Faites confiance à votre expérience
Un médecin qui sait immédiatement de quoi est atteint son patient, un pompier qui décide en un quart de seconde d’entrer ou non dans une maison en feu, un joueur d’échecs professionnel qui reconnaît, à la disposition des pièces du jeu, une défense affaiblie ou une attaque imminente, un tennisman qui anticipe l’endroit où la balle va atterrir selon la manière dont elle a été frappée… L’intuition n’a rien de magique. Elle s’appuie sur notre « cerveau inconscient », puissante et rapide machine à traiter les informations, qui les compare à nos expériences passées et en tire des conclusions sans passer par une réflexion logique. Aussi, plus on a d’expertise, plus notre intuition est fiable !
Les bons réflexes
Méfiez-vous de la sensation de « déjà-vu » – c’est un tour que vous joue votre cerveau – et n’utilisez votre intuition que dans des contextes familiers ou vos domaines d’expertise. Pour les décisions à faible enjeu ou à court terme, pourquoi pas. Mais pour changer de travail, déménager dans une autre région ou rencontrer l’amour, ne vous fiez pas à votre première impression : prenez votre temps pour peser le pour et le contre.

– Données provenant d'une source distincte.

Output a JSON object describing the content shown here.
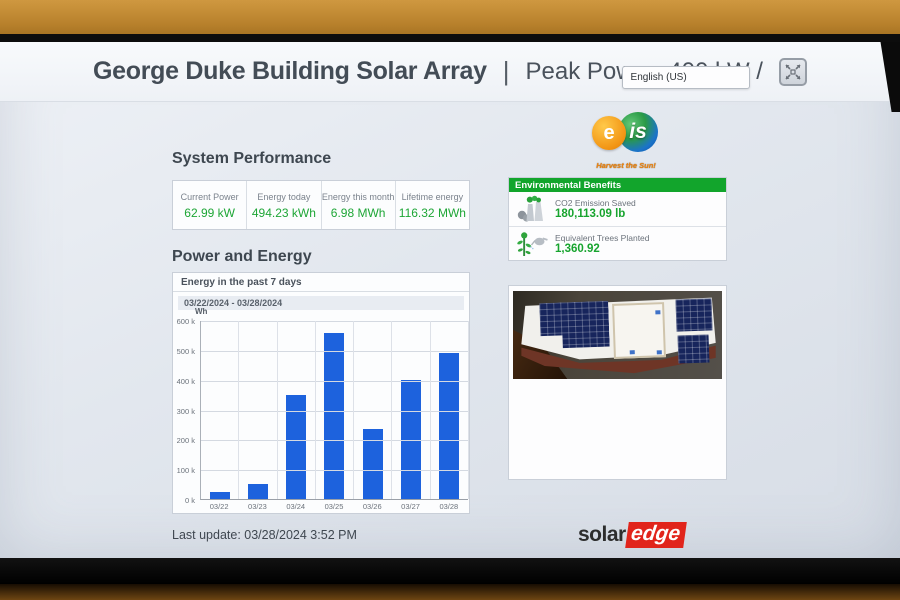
{
  "header": {
    "site_title": "George Duke Building Solar Array",
    "separator": "|",
    "peak_power_label": "Peak Power: 400 kW /",
    "language": "English (US)"
  },
  "system_performance": {
    "title": "System Performance",
    "metrics": [
      {
        "label": "Current Power",
        "value": "62.99 kW"
      },
      {
        "label": "Energy today",
        "value": "494.23 kWh"
      },
      {
        "label": "Energy this month",
        "value": "6.98 MWh"
      },
      {
        "label": "Lifetime energy",
        "value": "116.32 MWh"
      }
    ]
  },
  "environmental_benefits": {
    "title": "Environmental Benefits",
    "items": [
      {
        "icon": "factory-co2-icon",
        "label": "CO2 Emission Saved",
        "value": "180,113.09 lb"
      },
      {
        "icon": "tree-planting-icon",
        "label": "Equivalent Trees Planted",
        "value": "1,360.92"
      }
    ]
  },
  "power_and_energy": {
    "title": "Power and Energy"
  },
  "chart_data": {
    "type": "bar",
    "title": "Energy in the past 7 days",
    "subtitle": "03/22/2024 - 03/28/2024",
    "ylabel": "Wh",
    "categories": [
      "03/22",
      "03/23",
      "03/24",
      "03/25",
      "03/26",
      "03/27",
      "03/28"
    ],
    "values": [
      25000,
      50000,
      350000,
      555000,
      235000,
      400000,
      490000
    ],
    "ylim": [
      0,
      600000
    ],
    "ytick_labels": [
      "0 k",
      "100 k",
      "200 k",
      "300 k",
      "400 k",
      "500 k",
      "600 k"
    ],
    "grid": true,
    "legend": false,
    "bar_color": "#1d62dd"
  },
  "footer": {
    "last_update": "Last update: 03/28/2024 3:52 PM"
  },
  "branding": {
    "eis_logo": {
      "text_e": "e",
      "text_is": "is",
      "tagline": "Harvest the Sun!"
    },
    "solaredge": {
      "part1": "solar",
      "part2": "edge"
    }
  },
  "colors": {
    "accent_green": "#17a42e",
    "env_header_green": "#12a52c",
    "bar_blue": "#1d62dd",
    "brand_red": "#e1241b",
    "wall_orange": "#b8812c"
  }
}
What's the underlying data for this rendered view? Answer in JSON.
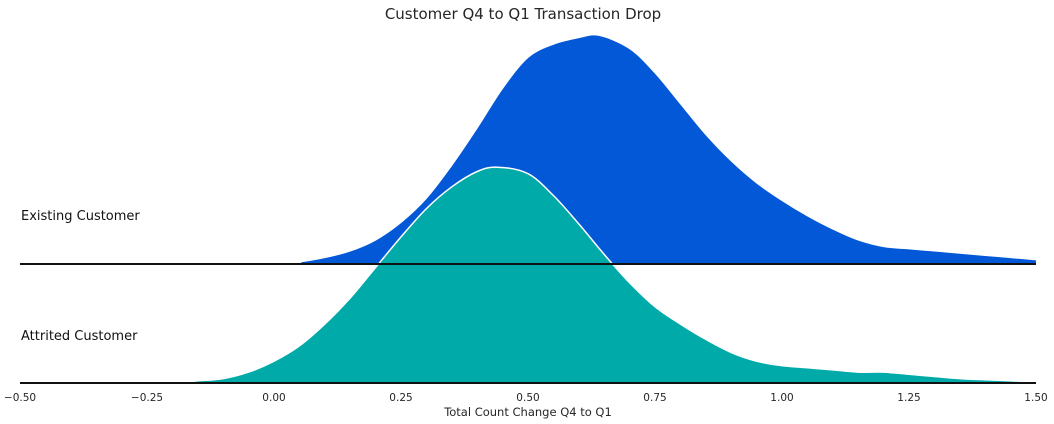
{
  "chart_data": {
    "type": "area",
    "title": "Customer Q4 to Q1 Transaction Drop",
    "xlabel": "Total Count Change Q4 to Q1",
    "ylabel": "",
    "xlim": [
      -0.5,
      1.5
    ],
    "x_ticks": [
      "−0.50",
      "−0.25",
      "0.00",
      "0.25",
      "0.50",
      "0.75",
      "1.00",
      "1.25",
      "1.50"
    ],
    "x_tick_values": [
      -0.5,
      -0.25,
      0.0,
      0.25,
      0.5,
      0.75,
      1.0,
      1.25,
      1.5
    ],
    "grid": false,
    "legend": "none",
    "series": [
      {
        "name": "Existing Customer",
        "color": "#0358d8",
        "x": [
          -0.5,
          0.0,
          0.05,
          0.1,
          0.15,
          0.2,
          0.25,
          0.3,
          0.35,
          0.4,
          0.45,
          0.5,
          0.55,
          0.6,
          0.64,
          0.7,
          0.75,
          0.8,
          0.85,
          0.9,
          0.95,
          1.0,
          1.05,
          1.1,
          1.15,
          1.2,
          1.25,
          1.3,
          1.35,
          1.4,
          1.45,
          1.5
        ],
        "density": [
          0.0,
          0.0,
          0.01,
          0.03,
          0.06,
          0.11,
          0.19,
          0.3,
          0.45,
          0.62,
          0.8,
          0.94,
          1.0,
          1.03,
          1.04,
          0.98,
          0.87,
          0.73,
          0.59,
          0.47,
          0.37,
          0.29,
          0.22,
          0.16,
          0.11,
          0.08,
          0.07,
          0.06,
          0.05,
          0.04,
          0.03,
          0.02
        ]
      },
      {
        "name": "Attrited Customer",
        "color": "#00aaa8",
        "x": [
          -0.5,
          -0.2,
          -0.15,
          -0.1,
          -0.05,
          0.0,
          0.05,
          0.1,
          0.15,
          0.2,
          0.25,
          0.3,
          0.35,
          0.4,
          0.44,
          0.5,
          0.55,
          0.6,
          0.65,
          0.7,
          0.75,
          0.8,
          0.85,
          0.9,
          0.95,
          1.0,
          1.05,
          1.1,
          1.15,
          1.2,
          1.25,
          1.3,
          1.35,
          1.4,
          1.45,
          1.5
        ],
        "density": [
          0.0,
          0.0,
          0.01,
          0.02,
          0.05,
          0.1,
          0.17,
          0.27,
          0.39,
          0.53,
          0.67,
          0.8,
          0.9,
          0.97,
          0.99,
          0.96,
          0.86,
          0.73,
          0.59,
          0.46,
          0.35,
          0.27,
          0.2,
          0.14,
          0.1,
          0.08,
          0.07,
          0.06,
          0.05,
          0.05,
          0.04,
          0.03,
          0.02,
          0.015,
          0.01,
          0.005
        ]
      }
    ]
  }
}
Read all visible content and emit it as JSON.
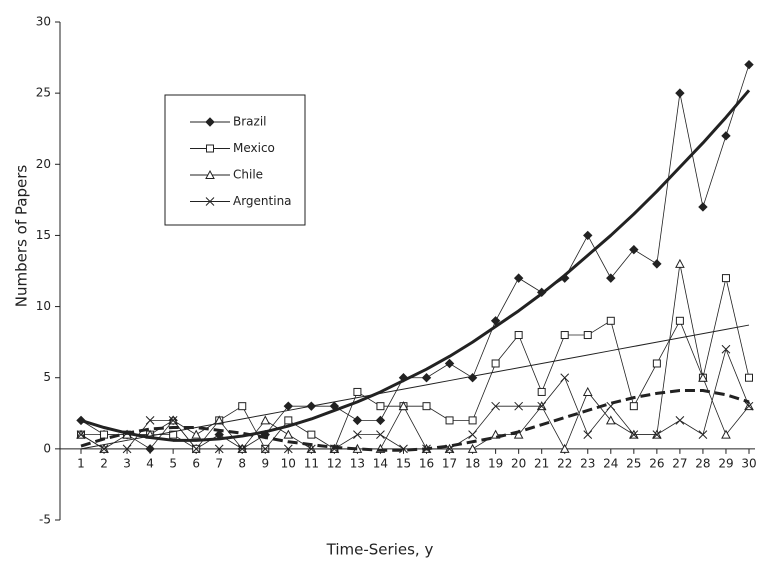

Luttez contre vos travers de pensée
Lorsque le « cerveau inconscient » consulte sa « banque de données », et opère son « balayage » rapide et automatique, des préjugés et des erreurs de perception (façonnées par notre éducation et le contexte social) peuvent surgir. « L’être humain se méfie de l’inconnu et déteste le hasard, qui le plonge dans un sentiment d’impuissance, rapporte Nicolas Gauvrit, chercheur en sciences cognitives à l’Ecole pratique des hautes études, à Paris. Alors il s’arrange pour créer du sens, prédire, généraliser, rechercher des causes et des intentions partout. » Cette façon d’appréhender le réel était utile à notre survie. Mieux vaut confondre un simple bâton avec un serpent que de passer son chemin sans y prêter attention ! Mais, aujourd’hui, associer le beau au bon et prendre nos désirs pour des réalités peut poser problème.
Les bons réflexes
Apprenez à détecter ce que les chercheurs baptisent les « biais cognitifs ». Les plus courants ? Le « biais de confirmation » (prendre uniquement en compte les faits ou les arguments allant dans le sens de nos croyances), le « biais de causalité » (imaginer une relation de cause à effet entre deux phénomènes isolés) et le « biais de généralisation » (confondre la partie avec le tout). Il faut aussi prendre nos souvenirs avec des pincettes : ils ne sont pas aussi fiables qu’on l’imagine. La clé ? Savoir, par moments, remettre en question notre système intuitif en nous confrontant à des points de vue contradictoires. « C’est avec la logique que nous prouvons et avec l’intuition que nous trouvons », résumait magnifiquement l’éminent savant et philosophe Henri Poincaré.